Alors, qu’est-ce qui prévaudra dans la lutte acharnée au sein de la personnalité de Trump : sa peur de perdre les élections américaines de mi-mandat ? Ou sa vanité blessée et son besoin psychologique de commander une « domination de l’escalade », toujours et partout ?
C’est absurde. Le pétrole est une matière première fongible et son prix est mondial.
Les États-Unis pourraient réimposer l’interdiction d’exportation de pétrole de Jimmy Carter et rompre partiellement le lien entre les prix, mais ils doivent encore importer un montant colossal de 9 millions de b/j, soit sous forme de produits pétroliers, soit sous forme de brut lourd acide pour équilibrer le Texas light sweet dans leurs raffineries.

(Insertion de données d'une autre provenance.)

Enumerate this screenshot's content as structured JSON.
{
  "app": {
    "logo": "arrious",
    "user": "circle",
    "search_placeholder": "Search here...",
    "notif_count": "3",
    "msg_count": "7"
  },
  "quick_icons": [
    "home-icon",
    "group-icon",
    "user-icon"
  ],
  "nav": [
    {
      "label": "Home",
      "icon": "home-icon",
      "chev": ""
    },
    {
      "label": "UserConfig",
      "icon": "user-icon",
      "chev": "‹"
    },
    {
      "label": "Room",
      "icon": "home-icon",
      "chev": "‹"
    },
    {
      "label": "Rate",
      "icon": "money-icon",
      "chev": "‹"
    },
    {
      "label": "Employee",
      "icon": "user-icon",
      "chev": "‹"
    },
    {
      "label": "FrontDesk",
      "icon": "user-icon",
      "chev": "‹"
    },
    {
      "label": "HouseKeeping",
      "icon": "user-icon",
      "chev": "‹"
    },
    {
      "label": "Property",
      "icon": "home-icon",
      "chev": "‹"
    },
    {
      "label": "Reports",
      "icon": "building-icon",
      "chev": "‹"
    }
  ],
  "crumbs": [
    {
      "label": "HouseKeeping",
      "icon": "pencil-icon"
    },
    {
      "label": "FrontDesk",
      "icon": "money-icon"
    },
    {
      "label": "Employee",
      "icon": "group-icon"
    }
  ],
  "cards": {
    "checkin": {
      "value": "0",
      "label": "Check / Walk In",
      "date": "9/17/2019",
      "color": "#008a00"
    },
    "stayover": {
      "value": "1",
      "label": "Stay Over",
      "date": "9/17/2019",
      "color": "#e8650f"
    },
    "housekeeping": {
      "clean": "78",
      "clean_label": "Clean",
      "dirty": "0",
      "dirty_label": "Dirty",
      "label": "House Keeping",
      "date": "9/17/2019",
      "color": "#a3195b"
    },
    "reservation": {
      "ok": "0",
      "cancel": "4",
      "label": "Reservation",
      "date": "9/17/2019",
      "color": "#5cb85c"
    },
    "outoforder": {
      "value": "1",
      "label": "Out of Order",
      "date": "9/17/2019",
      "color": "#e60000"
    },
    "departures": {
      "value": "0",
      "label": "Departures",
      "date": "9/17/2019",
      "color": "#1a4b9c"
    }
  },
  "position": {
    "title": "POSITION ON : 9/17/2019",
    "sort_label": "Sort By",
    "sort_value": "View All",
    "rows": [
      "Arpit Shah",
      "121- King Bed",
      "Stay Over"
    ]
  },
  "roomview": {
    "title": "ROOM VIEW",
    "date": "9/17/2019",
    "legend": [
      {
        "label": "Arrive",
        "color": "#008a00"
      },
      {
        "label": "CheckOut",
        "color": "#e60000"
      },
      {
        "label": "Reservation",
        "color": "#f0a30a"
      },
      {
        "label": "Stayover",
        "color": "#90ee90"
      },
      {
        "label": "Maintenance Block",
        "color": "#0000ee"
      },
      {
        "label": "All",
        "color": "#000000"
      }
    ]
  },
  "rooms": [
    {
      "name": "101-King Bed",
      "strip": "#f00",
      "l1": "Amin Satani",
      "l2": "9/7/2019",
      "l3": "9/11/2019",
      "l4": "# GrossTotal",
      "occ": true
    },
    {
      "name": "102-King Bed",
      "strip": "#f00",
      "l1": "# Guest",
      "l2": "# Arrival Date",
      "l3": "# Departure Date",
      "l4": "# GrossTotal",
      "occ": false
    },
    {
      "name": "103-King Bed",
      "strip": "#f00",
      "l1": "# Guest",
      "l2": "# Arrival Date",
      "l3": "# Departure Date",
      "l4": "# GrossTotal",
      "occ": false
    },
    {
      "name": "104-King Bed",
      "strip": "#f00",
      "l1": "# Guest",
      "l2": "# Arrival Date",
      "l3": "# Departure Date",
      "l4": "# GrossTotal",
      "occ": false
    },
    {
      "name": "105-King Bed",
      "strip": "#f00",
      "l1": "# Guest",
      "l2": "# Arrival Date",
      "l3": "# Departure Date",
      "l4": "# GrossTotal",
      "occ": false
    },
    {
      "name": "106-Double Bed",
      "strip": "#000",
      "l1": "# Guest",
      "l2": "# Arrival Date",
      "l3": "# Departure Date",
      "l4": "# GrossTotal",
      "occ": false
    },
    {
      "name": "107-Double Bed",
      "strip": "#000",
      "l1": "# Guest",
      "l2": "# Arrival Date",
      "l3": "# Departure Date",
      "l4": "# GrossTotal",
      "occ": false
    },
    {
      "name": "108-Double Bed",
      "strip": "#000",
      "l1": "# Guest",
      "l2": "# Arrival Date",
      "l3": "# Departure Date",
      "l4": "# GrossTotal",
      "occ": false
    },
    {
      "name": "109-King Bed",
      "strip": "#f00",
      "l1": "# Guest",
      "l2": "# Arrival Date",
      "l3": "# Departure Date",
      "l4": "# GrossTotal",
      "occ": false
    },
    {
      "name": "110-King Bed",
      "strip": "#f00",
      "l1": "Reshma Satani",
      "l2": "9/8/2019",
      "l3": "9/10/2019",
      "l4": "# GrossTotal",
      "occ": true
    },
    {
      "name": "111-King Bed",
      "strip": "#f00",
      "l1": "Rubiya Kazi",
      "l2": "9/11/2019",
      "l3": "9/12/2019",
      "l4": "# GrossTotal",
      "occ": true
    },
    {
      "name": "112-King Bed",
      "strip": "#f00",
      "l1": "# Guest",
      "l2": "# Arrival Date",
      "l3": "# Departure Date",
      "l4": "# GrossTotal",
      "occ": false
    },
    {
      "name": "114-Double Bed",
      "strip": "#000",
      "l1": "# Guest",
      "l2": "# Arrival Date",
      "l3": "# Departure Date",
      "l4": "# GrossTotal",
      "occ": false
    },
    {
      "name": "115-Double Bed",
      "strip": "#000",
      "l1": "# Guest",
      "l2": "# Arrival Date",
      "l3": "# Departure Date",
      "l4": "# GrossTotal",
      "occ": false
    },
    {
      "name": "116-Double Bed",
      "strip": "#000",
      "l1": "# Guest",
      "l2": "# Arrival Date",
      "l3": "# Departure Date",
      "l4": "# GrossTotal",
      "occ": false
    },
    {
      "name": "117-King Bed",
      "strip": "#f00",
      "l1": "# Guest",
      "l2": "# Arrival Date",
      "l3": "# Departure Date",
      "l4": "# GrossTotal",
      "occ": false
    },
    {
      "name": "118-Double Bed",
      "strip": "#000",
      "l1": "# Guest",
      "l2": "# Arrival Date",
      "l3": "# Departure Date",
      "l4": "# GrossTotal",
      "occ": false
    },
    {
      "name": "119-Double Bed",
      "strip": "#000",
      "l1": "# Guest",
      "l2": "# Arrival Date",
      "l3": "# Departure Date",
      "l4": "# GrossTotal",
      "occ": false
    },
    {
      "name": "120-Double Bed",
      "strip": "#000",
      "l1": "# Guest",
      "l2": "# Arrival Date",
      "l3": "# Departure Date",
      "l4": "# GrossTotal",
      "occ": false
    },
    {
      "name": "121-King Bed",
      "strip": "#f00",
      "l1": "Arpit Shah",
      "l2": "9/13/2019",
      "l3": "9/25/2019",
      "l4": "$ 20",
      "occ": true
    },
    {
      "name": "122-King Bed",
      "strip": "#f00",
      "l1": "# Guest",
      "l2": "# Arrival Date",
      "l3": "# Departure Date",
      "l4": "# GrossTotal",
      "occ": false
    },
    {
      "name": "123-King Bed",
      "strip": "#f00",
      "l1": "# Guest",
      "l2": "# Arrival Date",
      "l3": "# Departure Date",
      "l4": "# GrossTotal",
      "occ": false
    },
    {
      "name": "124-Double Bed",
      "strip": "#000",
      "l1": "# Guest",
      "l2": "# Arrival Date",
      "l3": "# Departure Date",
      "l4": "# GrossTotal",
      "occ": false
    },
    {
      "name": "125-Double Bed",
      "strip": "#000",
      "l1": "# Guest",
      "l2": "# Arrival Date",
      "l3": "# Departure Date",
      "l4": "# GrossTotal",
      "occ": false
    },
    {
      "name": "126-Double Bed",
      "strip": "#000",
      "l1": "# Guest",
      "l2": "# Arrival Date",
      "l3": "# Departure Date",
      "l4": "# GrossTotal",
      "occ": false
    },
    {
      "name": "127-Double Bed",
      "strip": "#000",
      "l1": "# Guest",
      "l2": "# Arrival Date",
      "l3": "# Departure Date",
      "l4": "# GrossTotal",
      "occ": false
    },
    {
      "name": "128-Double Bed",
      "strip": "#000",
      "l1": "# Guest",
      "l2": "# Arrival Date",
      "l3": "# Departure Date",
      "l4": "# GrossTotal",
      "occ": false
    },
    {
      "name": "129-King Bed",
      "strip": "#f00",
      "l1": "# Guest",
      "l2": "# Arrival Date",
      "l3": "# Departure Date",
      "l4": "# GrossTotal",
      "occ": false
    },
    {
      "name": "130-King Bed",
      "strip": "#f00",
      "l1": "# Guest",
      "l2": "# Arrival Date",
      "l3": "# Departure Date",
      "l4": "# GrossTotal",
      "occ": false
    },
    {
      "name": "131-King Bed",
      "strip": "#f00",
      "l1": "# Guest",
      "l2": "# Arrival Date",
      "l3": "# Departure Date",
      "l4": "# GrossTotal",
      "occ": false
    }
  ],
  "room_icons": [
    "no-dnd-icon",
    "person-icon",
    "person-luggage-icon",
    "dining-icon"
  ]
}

Les Américains parcourent chaque année deux fois plus de distances que les Européens de l’Ouest et la consommation moyenne de carburant de leurs voitures est d’environ la moitié. Ils sont quatre fois plus vulnérables au prix. Ils volent également deux fois plus loin par habitant.
Le prix moyen de l’essence à la pompe aux États-Unis est passé de 2,90 dollars le gallon (1,077 dollars le litre) à la mi-février à 3,50 dollars (1,29 dollars le litre) jusqu’à présent. Les prix du diesel ont doublé pour atteindre 4,60 dollars. Le carburéacteur est en hausse encore plus. Cela seul fera mal dans une économie en forme de K qui supprime rapidement des emplois et où la moitié inférieure s’énerve déjà à propos de « l’abordabilité ».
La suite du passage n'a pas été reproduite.